Question

How do you find the antiderivative of ${{\left( \cos \left( 2x \right) \right)}^{2}}$?

Answer 1

In this problem we need to calculate the antiderivative of the given function which is nothing but the integration of the given function. We can observe that the given equation contains the trigonometric function ${{\cos }^{2}}2x$. We will write this trigonometric function as $\dfrac{\cos 4x+1}{2}$. Now we will apply the integration to the above value. Here we will apply the integration to individual terms and use the integration formulas and simplify the equation to get the required result.
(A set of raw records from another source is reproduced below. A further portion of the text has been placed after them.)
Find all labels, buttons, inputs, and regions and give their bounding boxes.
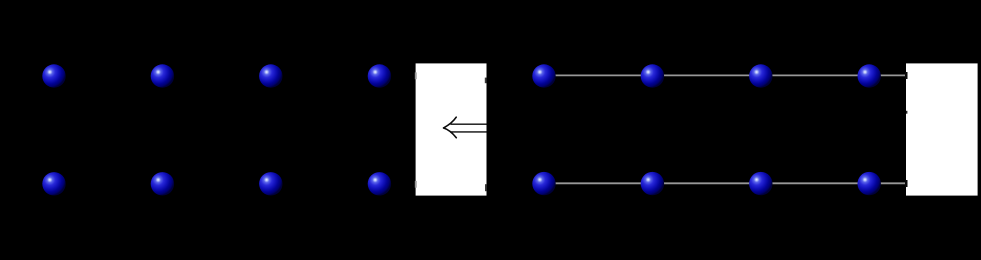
atom right row1 col1: [532, 64, 555, 87]
atom left row1 col4: [368, 64, 391, 87]
atom right row1 col3: [749, 64, 772, 87]
tick mark box1 top-right edge: [485, 78, 487, 84]
atom right row1 col2: [641, 64, 664, 87]
white label box right: [906, 63, 978, 195]
tick mark box1 bottom-right edge: [485, 184, 487, 191]
left arrow upper barb: [444, 117, 457, 128]
atom right row1 col4: [858, 64, 881, 87]
atom left row1 col1: [42, 64, 65, 87]
small nub box2 left edge middle: [906, 111, 907, 114]
atom left row1 col2: [151, 64, 174, 87]
atom right row2 col3: [749, 172, 772, 195]
atom left row2 col2: [151, 172, 174, 195]
left arrow shaft upper line: [450, 123, 486, 125]
tick mark box2 bottom-left edge: [905, 180, 908, 187]
chain bond line bottom (right lattice): [544, 182, 905, 184]
atom right row2 col4: [858, 172, 881, 195]
chain bond line top (right lattice): [544, 74, 905, 76]
atom left row2 col3: [259, 172, 282, 195]
left arrow lower barb: [444, 128, 457, 138]
left arrow shaft lower line: [450, 131, 487, 133]
tick mark box2 top-left edge: [905, 72, 908, 79]
atom left row2 col1: [42, 172, 65, 195]
atom right row2 col2: [641, 172, 664, 195]
atom left row2 col4: [368, 172, 391, 195]
atom right row2 col1: [532, 172, 555, 195]
atom left row1 col3: [259, 64, 282, 87]
white label box left: [416, 63, 487, 195]
tick mark box1 bottom-left edge: [415, 181, 417, 188]
tick mark box1 top-left edge: [415, 72, 417, 79]
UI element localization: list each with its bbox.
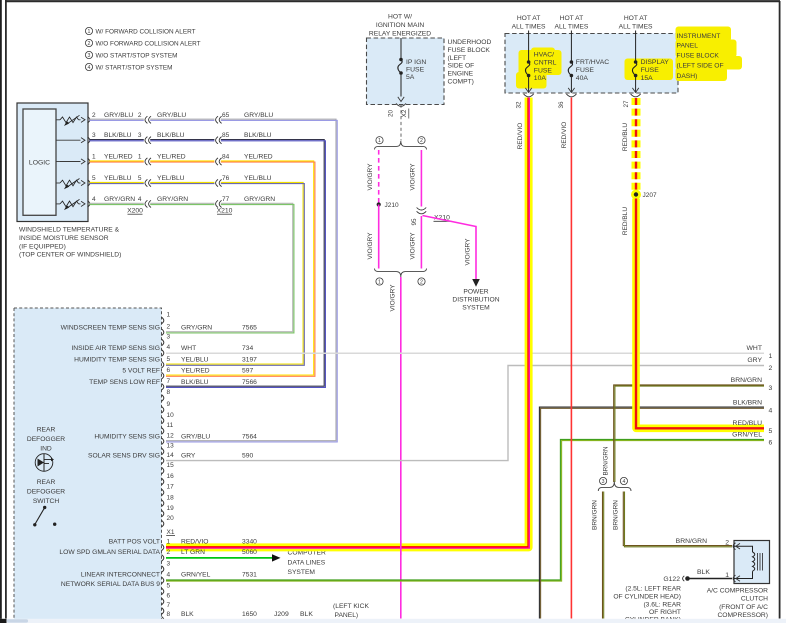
svg-text:(LEFT SIDE OF: (LEFT SIDE OF — [677, 63, 724, 70]
svg-text:IGNITION MAIN: IGNITION MAIN — [376, 22, 424, 29]
connector pin 3 — [162, 339, 164, 346]
wire WHT 734 sensor pin4 to right edge pin1 — [166, 352, 764, 354]
sensor internal lead row 4 — [56, 182, 60, 184]
svg-text:7564: 7564 — [242, 433, 257, 440]
svg-text:COMPRESSOR): COMPRESSOR) — [717, 612, 768, 619]
inline connector X210 contact — [216, 200, 218, 207]
arrow into connector — [81, 159, 85, 164]
window left edge — [0, 0, 2, 619]
svg-text:SYSTEM: SYSTEM — [288, 569, 316, 576]
option 2 marker — [418, 137, 425, 145]
svg-text:COMPT): COMPT) — [448, 79, 474, 86]
option merge bracket — [375, 269, 427, 278]
pin connector row 2 — [88, 137, 90, 144]
svg-text:YEL/BLU: YEL/BLU — [104, 175, 132, 182]
svg-text:FUSE: FUSE — [576, 67, 595, 74]
rear defogger indicator symbol — [35, 454, 53, 472]
svg-text:1650: 1650 — [242, 611, 257, 618]
svg-text:(LEFT KICK: (LEFT KICK — [333, 603, 369, 610]
svg-text:RELAY ENERGIZED: RELAY ENERGIZED — [369, 31, 431, 38]
svg-text:10A: 10A — [534, 75, 547, 82]
svg-text:BRN/GRN: BRN/GRN — [592, 500, 599, 530]
connector pin 12 — [162, 438, 164, 445]
wire LT GRN 5060 serial data with arrow — [166, 557, 272, 559]
wire GRN/YEL 7531 sensor pin4b to right edge pin6 — [166, 439, 764, 580]
svg-text:8: 8 — [167, 389, 171, 396]
svg-text:G122: G122 — [663, 576, 680, 583]
svg-text:1: 1 — [88, 29, 91, 35]
connector pin 20 — [162, 520, 164, 527]
svg-text:WHT: WHT — [747, 345, 762, 352]
connector pin 13 — [162, 448, 164, 455]
legend note 1 — [85, 27, 92, 35]
svg-text:W/O START/STOP SYSTEM: W/O START/STOP SYSTEM — [96, 52, 178, 59]
svg-text:5: 5 — [167, 583, 171, 590]
svg-text:BRN/GRN: BRN/GRN — [676, 538, 707, 545]
wire VIO/GRY option2 upper segment — [420, 150, 422, 269]
pin connector row 4 — [88, 180, 90, 187]
svg-text:11: 11 — [167, 422, 174, 429]
wire VIO/GRY option1 solid segment — [378, 205, 380, 269]
svg-text:ALL TIMES: ALL TIMES — [512, 24, 546, 31]
arrow into connector — [81, 138, 85, 143]
fuse block exit connectors — [524, 94, 534, 97]
svg-text:YEL/BLU: YEL/BLU — [157, 175, 185, 182]
svg-text:2: 2 — [420, 138, 423, 144]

Complete step by step answer:
Given function, ${{\left( \cos \left( 2x \right) \right)}^{2}}$.
In trigonometry we have the formula $\cos 2x=2{{\cos }^{2}}x-1$. From this formula we can write the value of ${{\cos }^{2}}2x$ as
$\Rightarrow {{\cos }^{2}}2x=\dfrac{\cos 4x+1}{2}$
Integrating both sides of the above equation, then we will get
$\Rightarrow \int{{{\cos }^{2}}2xdx}=\int{\dfrac{\cos 4x+1}{2}dx}$
Applying the integration to all the terms individually in the above equation, then we will have
$\Rightarrow \int{{{\cos }^{2}}2xdx}=\dfrac{1}{2}\int{\cos 4xdx}+\dfrac{1}{2}\int{dx}$
We have the integration formula $\int{\cos axdx}=\dfrac{\sin ax}{a}+C$. Applying this formula in the above equation, then we will get
$\Rightarrow \int{{{\cos }^{2}}2xdx}=\dfrac{1}{2}\left[ \dfrac{\sin 4x}{4} \right]+\dfrac{1}{2}\int{dx}+C$
Simplifying the above equation, then we will have
$\Rightarrow \int{{{\cos }^{2}}2xdx}=\dfrac{\sin 4x}{8}+\dfrac{1}{2}\int{dx}+C$
Now we have the integration formula $\int{dx}=x+C$. Applying this formula in the above equation, then we will get
$\Rightarrow \int{{{\cos }^{2}}2xdx}=\dfrac{\sin 4x}{8}+\dfrac{1}{2}\left( x \right)+C$
Simplifying the above equation, then we will have
$\Rightarrow \int{{{\cos }^{2}}2xdx}=\dfrac{\sin 4x}{8}+\dfrac{x}{2}+C$

Note: For this problem we can also use the substitution method to get the required result. You can consider the substitution $u=2x$, the differentiation of above value $du=2dx$. We will use both the above values and integration formulas to get the integration value of the given equation.